There have been stories or fantasies about an ‘alternative parliament’ sitting across the road from Westminster - so what, even if it happened? Speaker Bercow might get all hot under the collar about Johnson engaging in constitutional vandalism, but ultimately proroguing parliament would not be unconstitutional, let alone illegal - even if John Major and Gina Miller are huffing and puffing about a judicial review, and so on. Yes, a move of this nature would take you into some politically awkward constitutional areas, it need hardly be said. But the monarch, following the advice of her prime minister, has the power to close parliament. She could refuse, of course, but then we would get into some very odd territory - not suspending parliament would probably cause more of a crisis than actually closing it. We are certainly not on the edge of civil-war territory, with Bercow about to pit his New Model Army against the Boris Johnson’s Cavaliers. But we are definitely moving into very dangerous political territory for those above - as shown by the fact that bastions of the establishment like John Bercow, John Major, Tony Blair and Gordon Brown, not to mention the Financial Times, Telegraph, BBC, etc, are routinely talking about a pending constitutional crisis.

As things stand at the moment, the only viable way forward for Johnson is either to call a general election earlier rather than later (with a totally unpredictable outcome) or run down to the clock - then call for a general election as a sort of ‘confirmatory vote’ or ‘final say’. After all, would a new elected Labour government really cancel a Brexit that has already taken place or immediately agitate to rejoin the EU? Clearly, events could go in all manner of different directions. It is, for example, far from impossible that the monarch, seeing Johnson loose in parliament, might be advised to choose someone to head a national government.

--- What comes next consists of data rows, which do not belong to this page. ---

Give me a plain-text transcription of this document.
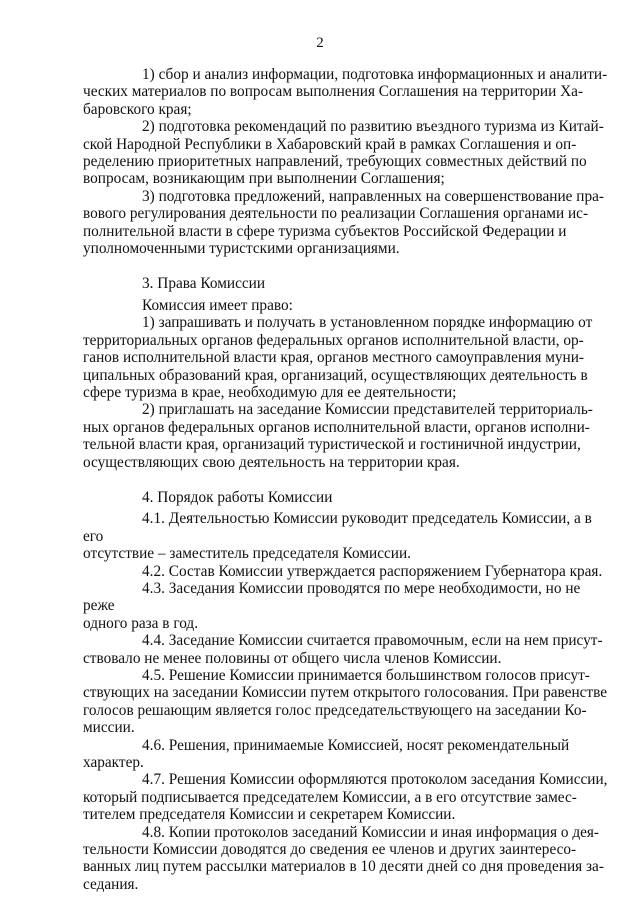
2

1) сбор и анализ информации, подготовка информационных и аналити-
ческих материалов по вопросам выполнения Соглашения на территории Ха-
баровского края;

2) подготовка рекомендаций по развитию въездного туризма из Китай-
ской Народной Республики в Хабаровский край в рамках Соглашения и оп-
ределению приоритетных направлений, требующих совместных действий по
вопросам, возникающим при выполнении Соглашения;

3) подготовка предложений, направленных на совершенствование пра-
вового регулирования деятельности по реализации Соглашения органами ис-
полнительной власти в сфере туризма субъектов Российской Федерации и
уполномоченными туристскими организациями.

3. Права Комиссии

Комиссия имеет право:

1) запрашивать и получать в установленном порядке информацию от
территориальных органов федеральных органов исполнительной власти, ор-
ганов исполнительной власти края, органов местного самоуправления муни-
ципальных образований края, организаций, осуществляющих деятельность в
сфере туризма в крае, необходимую для ее деятельности;

2) приглашать на заседание Комиссии представителей территориаль-
ных органов федеральных органов исполнительной власти, органов исполни-
тельной власти края, организаций туристической и гостиничной индустрии,
осуществляющих свою деятельность на территории края.

4. Порядок работы Комиссии

4.1. Деятельностью Комиссии руководит председатель Комиссии, а в его
отсутствие – заместитель председателя Комиссии.

4.2. Состав Комиссии утверждается распоряжением Губернатора края.

4.3. Заседания Комиссии проводятся по мере необходимости, но не реже
одного раза в год.

4.4. Заседание Комиссии считается правомочным, если на нем присут-
ствовало не менее половины от общего числа членов Комиссии.

4.5. Решение Комиссии принимается большинством голосов присут-
ствующих на заседании Комиссии путем открытого голосования. При равенстве
голосов решающим является голос председательствующего на заседании Ко-
миссии.

4.6. Решения, принимаемые Комиссией, носят рекомендательный характер.

4.7. Решения Комиссии оформляются протоколом заседания Комиссии,
который подписывается председателем Комиссии, а в его отсутствие замес-
тителем председателя Комиссии и секретарем Комиссии.

4.8. Копии протоколов заседаний Комиссии и иная информация о дея-
тельности Комиссии доводятся до сведения ее членов и других заинтересо-
ванных лиц путем рассылки материалов в 10 десяти дней со дня проведения за-
седания.
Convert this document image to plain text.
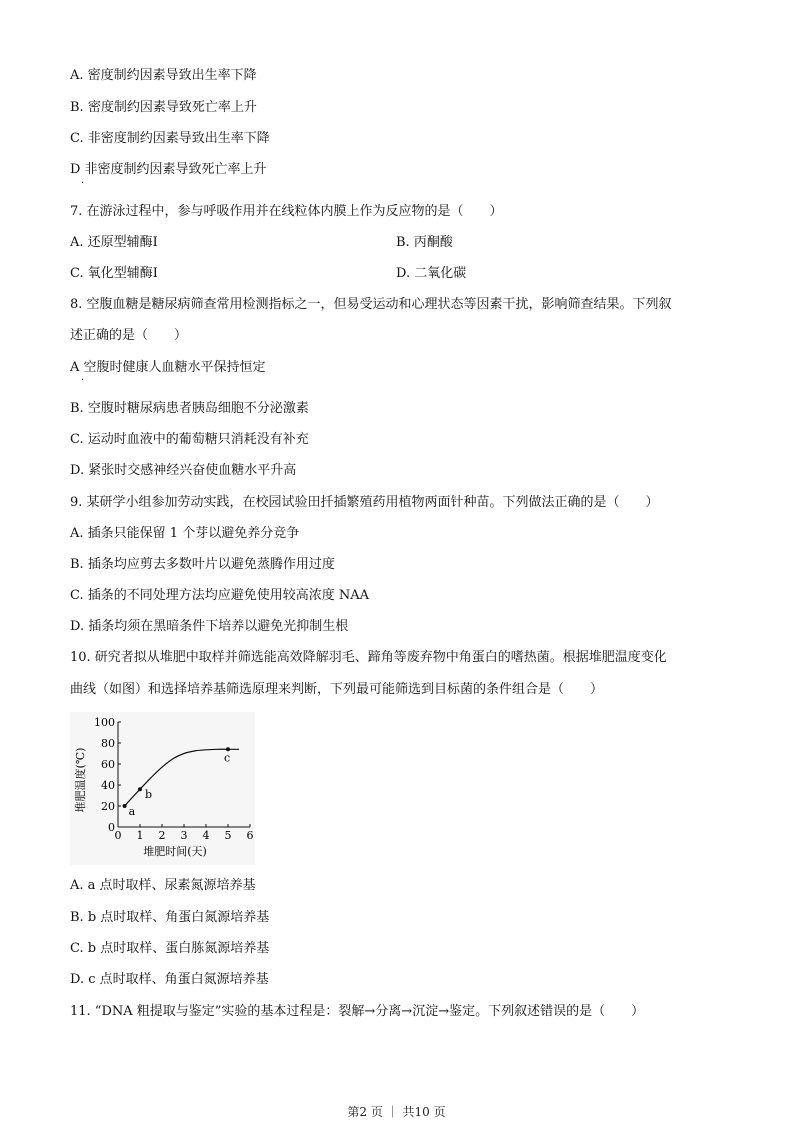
A. 密度制约因素导致出生率下降
B. 密度制约因素导致死亡率上升
C. 非密度制约因素导致出生率下降
D 非密度制约因素导致死亡率上升
·
7. 在游泳过程中，参与呼吸作用并在线粒体内膜上作为反应物的是（　　）
A. 还原型辅酶Ⅰ	B. 丙酮酸
C. 氧化型辅酶Ⅰ	D. 二氧化碳
8. 空腹血糖是糖尿病筛查常用检测指标之一，但易受运动和心理状态等因素干扰，影响筛查结果。下列叙
述正确的是（　　）
A 空腹时健康人血糖水平保持恒定
·
B. 空腹时糖尿病患者胰岛细胞不分泌激素
C. 运动时血液中的葡萄糖只消耗没有补充
D. 紧张时交感神经兴奋使血糖水平升高
9. 某研学小组参加劳动实践，在校园试验田扦插繁殖药用植物两面针种苗。下列做法正确的是（　　）
A. 插条只能保留 1 个芽以避免养分竞争
B. 插条均应剪去多数叶片以避免蒸腾作用过度
C. 插条的不同处理方法均应避免使用较高浓度 NAA
D. 插条均须在黑暗条件下培养以避免光抑制生根
10. 研究者拟从堆肥中取样并筛选能高效降解羽毛、蹄角等废弃物中角蛋白的嗜热菌。根据堆肥温度变化
曲线（如图）和选择培养基筛选原理来判断，下列最可能筛选到目标菌的条件组合是（　　）
0 1 2 3 4 5 6
0
20
40
60
80
100
a
b
c
堆肥时间(天)
堆肥温度(℃)
A. a 点时取样、尿素氮源培养基
B. b 点时取样、角蛋白氮源培养基
C. b 点时取样、蛋白胨氮源培养基
D. c 点时取样、角蛋白氮源培养基
11. “DNA 粗提取与鉴定”实验的基本过程是：裂解→分离→沉淀→鉴定。下列叙述错误的是（　　）
第2 页 ｜ 共10 页
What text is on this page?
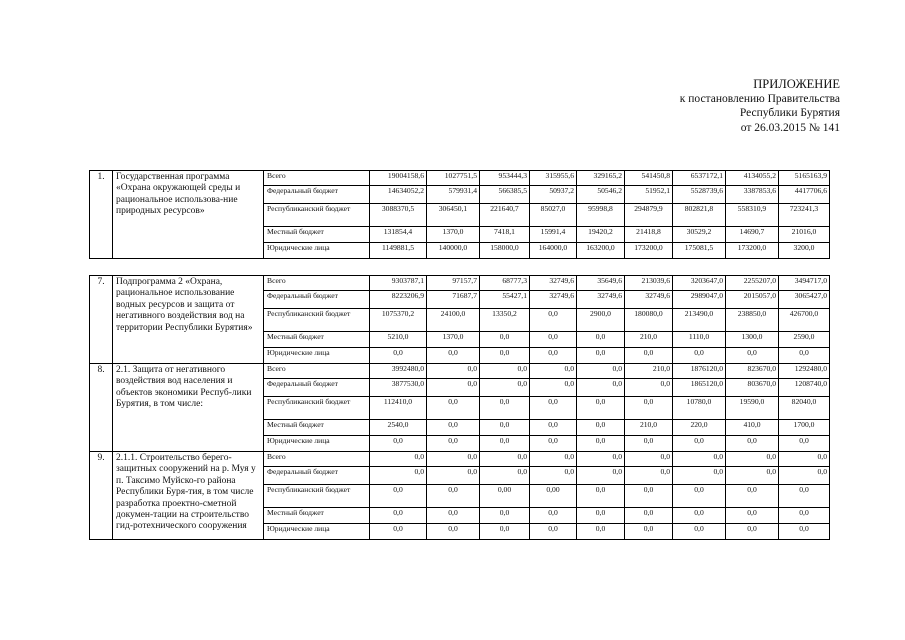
ПРИЛОЖЕНИЕ
к постановлению Правительства
Республики Бурятия
от 26.03.2015 № 141
1.	Государственная программа «Охрана окружающей среды и рациональное использова-ние природных ресурсов»	Всего	19004158,6	1027751,5	953444,3	315955,6	329165,2	541450,8	6537172,1	4134055,2	5165163,9
		Федеральный бюджет	14634052,2	579931,4	566385,5	50937,2	50546,2	51952,1	5528739,6	3387853,6	4417706,6
		Республиканский бюджет	3088370,5	306450,1	221640,7	85027,0	95998,8	294879,9	802821,8	558310,9	723241,3
		Местный бюджет	131854,4	1370,0	7418,1	15991,4	19420,2	21418,8	30529,2	14690,7	21016,0
		Юридические лица	1149881,5	140000,0	158000,0	164000,0	163200,0	173200,0	175081,5	173200,0	3200,0
7.	Подпрограмма 2 «Охрана, рациональное использование водных ресурсов и защита от негативного воздействия вод на территории Республики Бурятия»	Всего	9303787,1	97157,7	68777,3	32749,6	35649,6	213039,6	3203647,0	2255207,0	3494717,0
		Федеральный бюджет	8223206,9	71687,7	55427,1	32749,6	32749,6	32749,6	2989047,0	2015057,0	3065427,0
		Республиканский бюджет	1075370,2	24100,0	13350,2	0,0	2900,0	180080,0	213490,0	238850,0	426700,0
		Местный бюджет	5210,0	1370,0	0,0	0,0	0,0	210,0	1110,0	1300,0	2590,0
		Юридические лица	0,0	0,0	0,0	0,0	0,0	0,0	0,0	0,0	0,0
8.	2.1. Защита от негативного воздействия вод населения и объектов экономики Респуб-лики Бурятия, в том числе:	Всего	3992480,0	0,0	0,0	0,0	0,0	210,0	1876120,0	823670,0	1292480,0
		Федеральный бюджет	3877530,0	0,0	0,0	0,0	0,0	0,0	1865120,0	803670,0	1208740,0
		Республиканский бюджет	112410,0	0,0	0,0	0,0	0,0	0,0	10780,0	19590,0	82040,0
		Местный бюджет	2540,0	0,0	0,0	0,0	0,0	210,0	220,0	410,0	1700,0
		Юридические лица	0,0	0,0	0,0	0,0	0,0	0,0	0,0	0,0	0,0
9.	2.1.1. Строительство берего-защитных сооружений на р. Муя у п. Таксимо Муйско-го района Республики Буря-тия, в том числе разработка проектно-сметной докумен-тации на строительство гид-ротехнического сооружения	Всего	0,0	0,0	0,0	0,0	0,0	0,0	0,0	0,0	0,0
		Федеральный бюджет	0,0	0,0	0,0	0,0	0,0	0,0	0,0	0,0	0,0
		Республиканский бюджет	0,0	0,0	0,00	0,00	0,0	0,0	0,0	0,0	0,0
		Местный бюджет	0,0	0,0	0,0	0,0	0,0	0,0	0,0	0,0	0,0
		Юридические лица	0,0	0,0	0,0	0,0	0,0	0,0	0,0	0,0	0,0
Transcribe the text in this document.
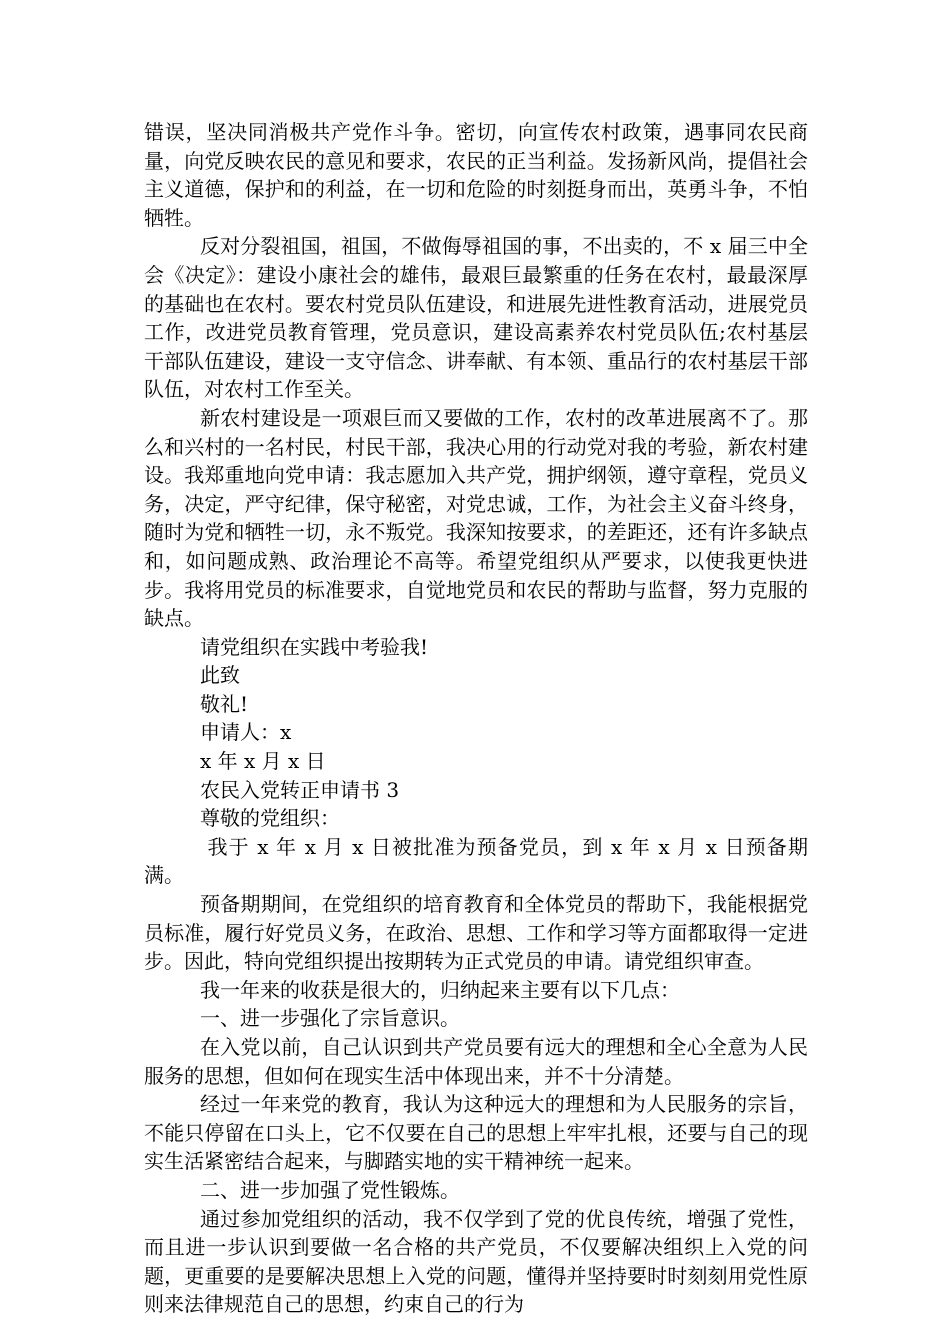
错误，坚决同消极共产党作斗争。密切，向宣传农村政策，遇事同农民商量，向党反映农民的意见和要求，农民的正当利益。发扬新风尚，提倡社会主义道德，保护和的利益，在一切和危险的时刻挺身而出，英勇斗争，不怕牺牲。

反对分裂祖国，祖国，不做侮辱祖国的事，不出卖的，不 x 届三中全会《决定》：建设小康社会的雄伟，最艰巨最繁重的任务在农村，最最深厚的基础也在农村。要农村党员队伍建设，和进展先进性教育活动，进展党员工作，改进党员教育管理，党员意识，建设高素养农村党员队伍;农村基层干部队伍建设，建设一支守信念、讲奉献、有本领、重品行的农村基层干部队伍，对农村工作至关。

新农村建设是一项艰巨而又要做的工作，农村的改革进展离不了。那么和兴村的一名村民，村民干部，我决心用的行动党对我的考验，新农村建设。我郑重地向党申请：我志愿加入共产党，拥护纲领，遵守章程，党员义务，决定，严守纪律，保守秘密，对党忠诚，工作，为社会主义奋斗终身，随时为党和牺牲一切，永不叛党。我深知按要求，的差距还，还有许多缺点和，如问题成熟、政治理论不高等。希望党组织从严要求，以使我更快进步。我将用党员的标准要求，自觉地党员和农民的帮助与监督，努力克服的缺点。

请党组织在实践中考验我!

此致

敬礼!

申请人：x

x 年 x 月 x 日

农民入党转正申请书 3

尊敬的党组织：

我于 x 年 x 月 x 日被批准为预备党员，到 x 年 x 月 x 日预备期满。

预备期期间，在党组织的培育教育和全体党员的帮助下，我能根据党员标准，履行好党员义务，在政治、思想、工作和学习等方面都取得一定进步。因此，特向党组织提出按期转为正式党员的申请。请党组织审查。

我一年来的收获是很大的，归纳起来主要有以下几点：

一、进一步强化了宗旨意识。

在入党以前，自己认识到共产党员要有远大的理想和全心全意为人民服务的思想，但如何在现实生活中体现出来，并不十分清楚。

经过一年来党的教育，我认为这种远大的理想和为人民服务的宗旨，不能只停留在口头上，它不仅要在自己的思想上牢牢扎根，还要与自己的现实生活紧密结合起来，与脚踏实地的实干精神统一起来。

二、进一步加强了党性锻炼。

通过参加党组织的活动，我不仅学到了党的优良传统，增强了党性，而且进一步认识到要做一名合格的共产党员，不仅要解决组织上入党的问题，更重要的是要解决思想上入党的问题，懂得并坚持要时时刻刻用党性原则来法律规范自己的思想，约束自己的行为
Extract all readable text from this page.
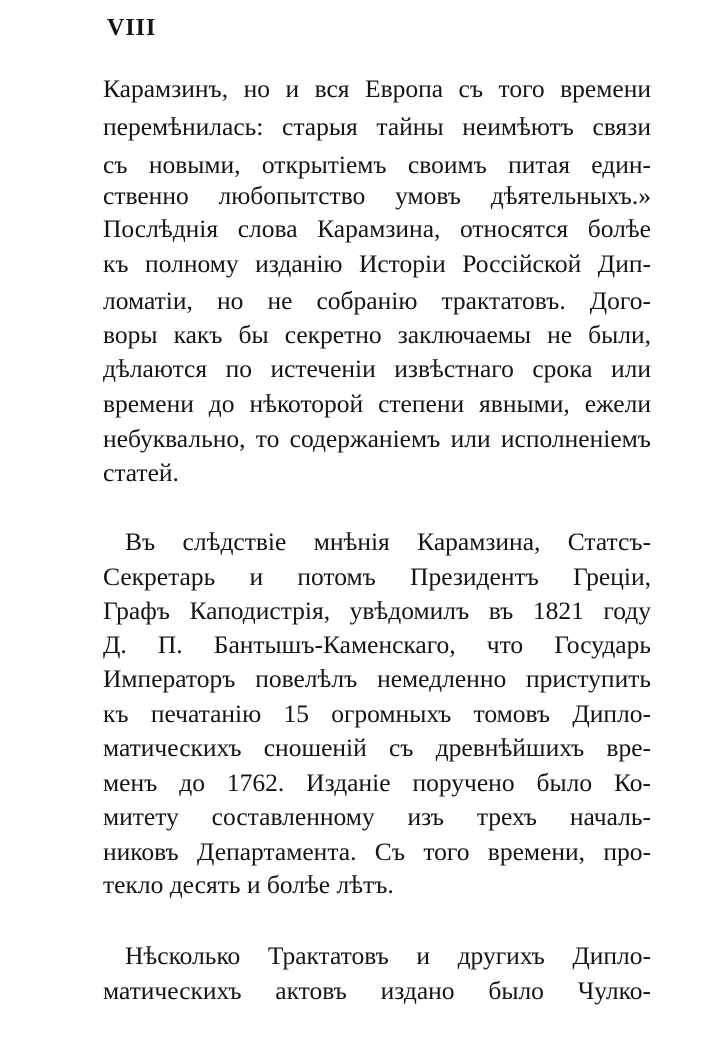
VIII
Карамзинъ, но и вся Европа съ того времени
перемѣнилась: старыя тайны неимѣютъ связи
съ новыми, открытіемъ своимъ питая един-
ственно любопытство умовъ дѣятельныхъ.»
Послѣднія слова Карамзина, относятся болѣе
къ полному изданію Исторіи Россійской Дип-
ломатіи, но не собранію трактатовъ. Дого-
воры какъ бы секретно заключаемы не были,
дѣлаются по истеченіи извѣстнаго срока или
времени до нѣкоторой степени явными, ежели
небуквально, то содержаніемъ или исполненіемъ
статей.
Въ слѣдствіе мнѣнія Карамзина, Статсъ-
Секретарь и потомъ Президентъ Греціи,
Графъ Каподистрія, увѣдомилъ въ 1821 году
Д. П. Бантышъ-Каменскаго, что Государь
Императоръ повелѣлъ немедленно приступить
къ печатанію 15 огромныхъ томовъ Дипло-
матическихъ сношеній съ древнѣйшихъ вре-
менъ до 1762. Изданіе поручено было Ко-
митету составленному изъ трехъ началь-
никовъ Департамента. Съ того времени, про-
текло десять и болѣе лѣтъ.
Нѣсколько Трактатовъ и другихъ Дипло-
матическихъ актовъ издано было Чулко-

Under these volatile conditions, it is absolutely essential for communists to remind the left that the constitution matters. Working class politics is not just about strikes and demonstrations, however militant, but about making political demands for far-going democratic reform: getting rid of the monarchy, House of Lords, the presidential prime minister, established church, standing army and all the rest of that crap.